The second stipulates the network scaling of the architecture. Creating a distributed network of synchronized acoustic sensors to cover large traffic intersections is deemed a relevant problem. This shall require data coordination and aggregation protocols for neighboring nodes, thus facilitating the shift from point-wise localization to tracking sound sources in space. The system’s architecture, based on standardized hardware and geometrically scalable algorithms, provides a clear pathway for deployment as a distributed network of sensors across multiple intersections within an urban transport network.

Extending this calibration effort, future work will include the development of adaptive detection thresholds to maintain system performance across the wide range of acoustic conditions inherent to urban traffic, from free-flowing periods to dense, congested states.

This calibration and threshold adaptation must be validated through testing in authentic, high-noise crossroads environments, supplementing the campus trials with data collected at operational intersections featuring intense, mixed traffic flows, construction activity, and other complex urban noise sources.

While this study validates the localization performance and latency of the core acoustic pipeline, the development and benchmarking of a robust sound event classifier for distinguishing emergency events (e.g., collisions, sirens) from ambient urban noise remains a key objective for future work to realize a fully autonomous detection system.

The experiments were conducted only with siren sound. However, real urban soundscapes typically involve a wide variety of acoustic sources. Future work will specifically involve creating and testing the system against a comprehensive database of real-world sounds, including collision impacts, various siren types, tire screeches, and pedestrian shouts, to evaluate and optimize its detection and classification performance across the full spectrum of critical acoustic events, and to assess the consistency of the GCC-PHAT localization performance across these diverse acoustic signatures.

Additionally, investigating the potential benefits and trade-offs of using directional microphones represents another research direction. While omnidirectional microphones provide uniform coverage, directional microphones could improve the signal-to-noise ratio for specific approach lanes and potentially simplify the array geometry, though at the cost of increased system complexity and the need for precise mechanical or electronic steering.

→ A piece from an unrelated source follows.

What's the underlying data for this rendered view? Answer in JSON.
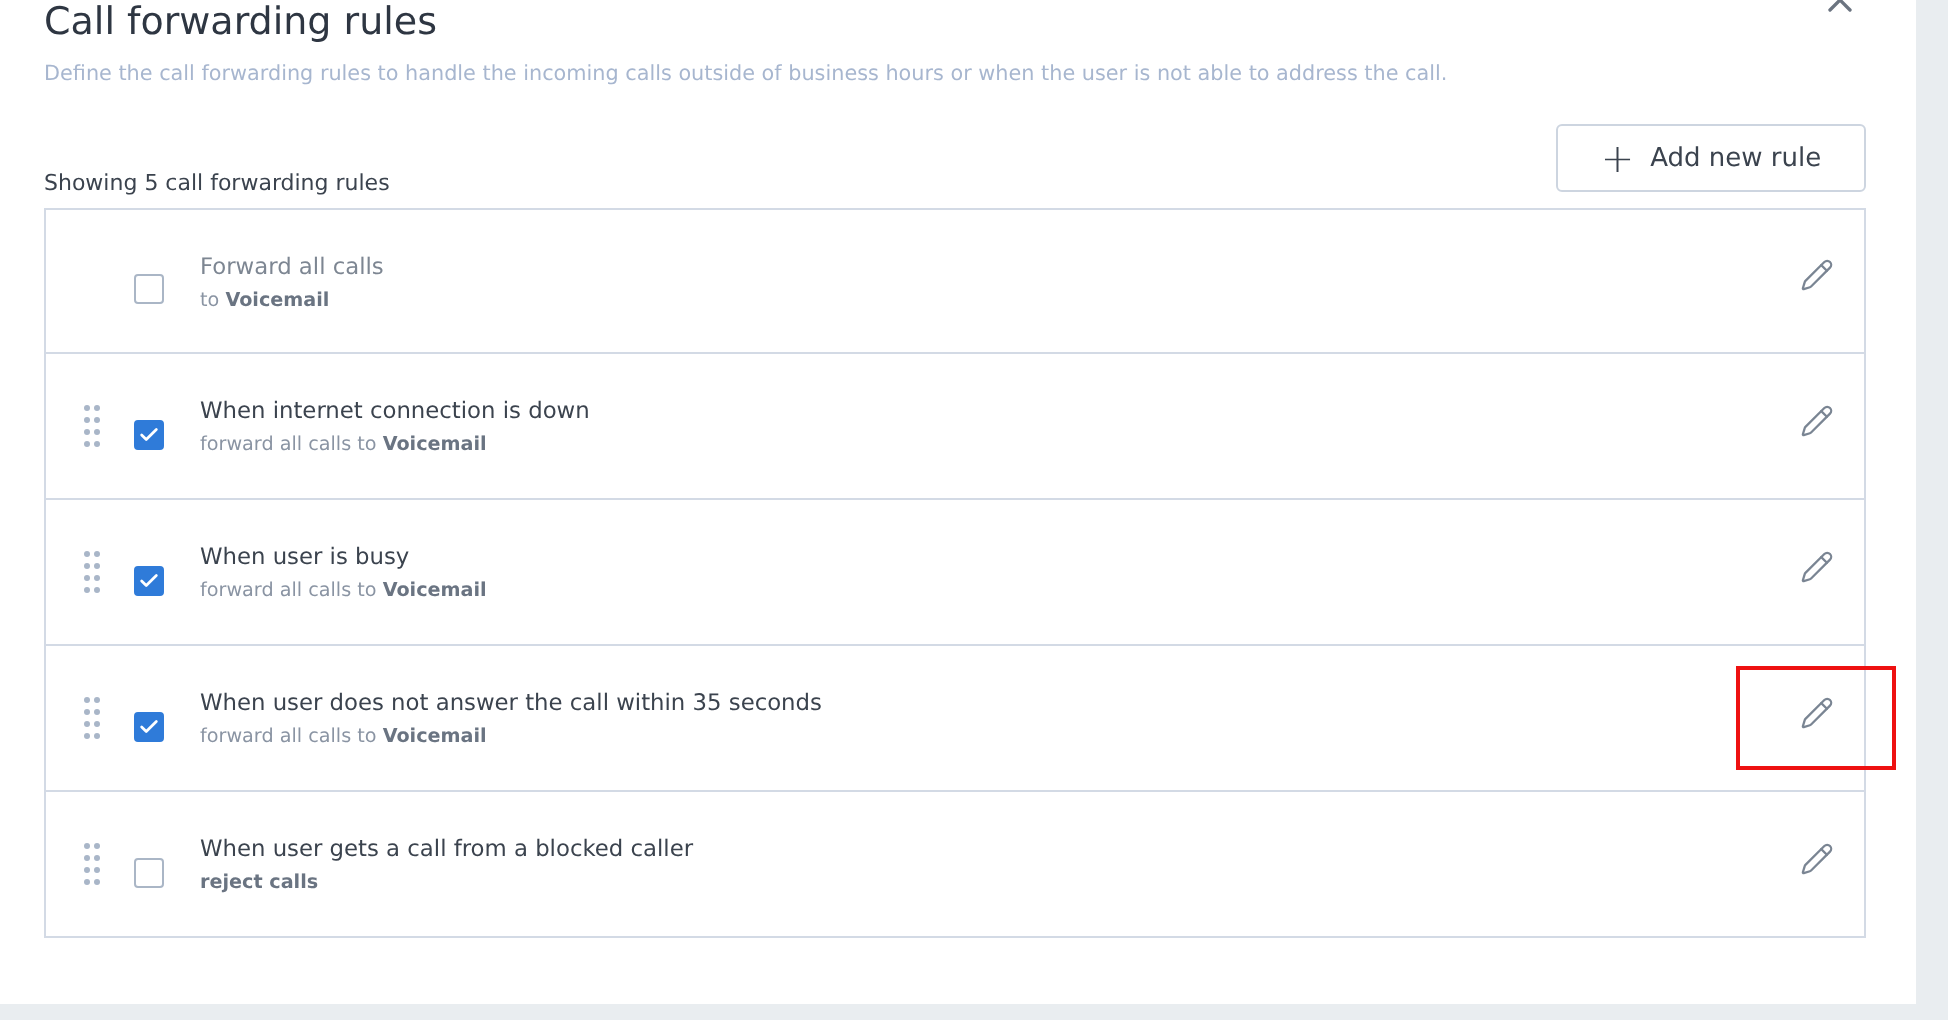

The third and the most complex one can be classified as sensor fusion. The reliability can be improved through the real-time combination of acoustic data and information flows from cameras, lidars, and radars. The combined processing of heterogeneous data shall help overcome the limitations typical of each sensor type and produce a universal interference-proof image of the road situation.

Fourth, the optimization of the microphone array geometry for specific urban environments warrants detailed investigation. A systematic analysis of the influence of inter-microphone spacing and array aperture on localization sensitivity and distance estimation accuracy will provide practical guidelines for deploying the system at intersections with varying sizes and layouts.

Additionally, field calibration across diverse urban morphologies is required to precisely quantify the system’s effective range and performance limits under varying noise conditions, from dense city centers to suburban intersections.

Thus, the presented solution opens extensive opportunities for research. Its further development in line with the prospects discussed shall help create a high-level, economically efficient, and technologically justified infrastructure aiming to significantly improve safety on urban crossroads in the context of the evolving smart city concept and V2× communications.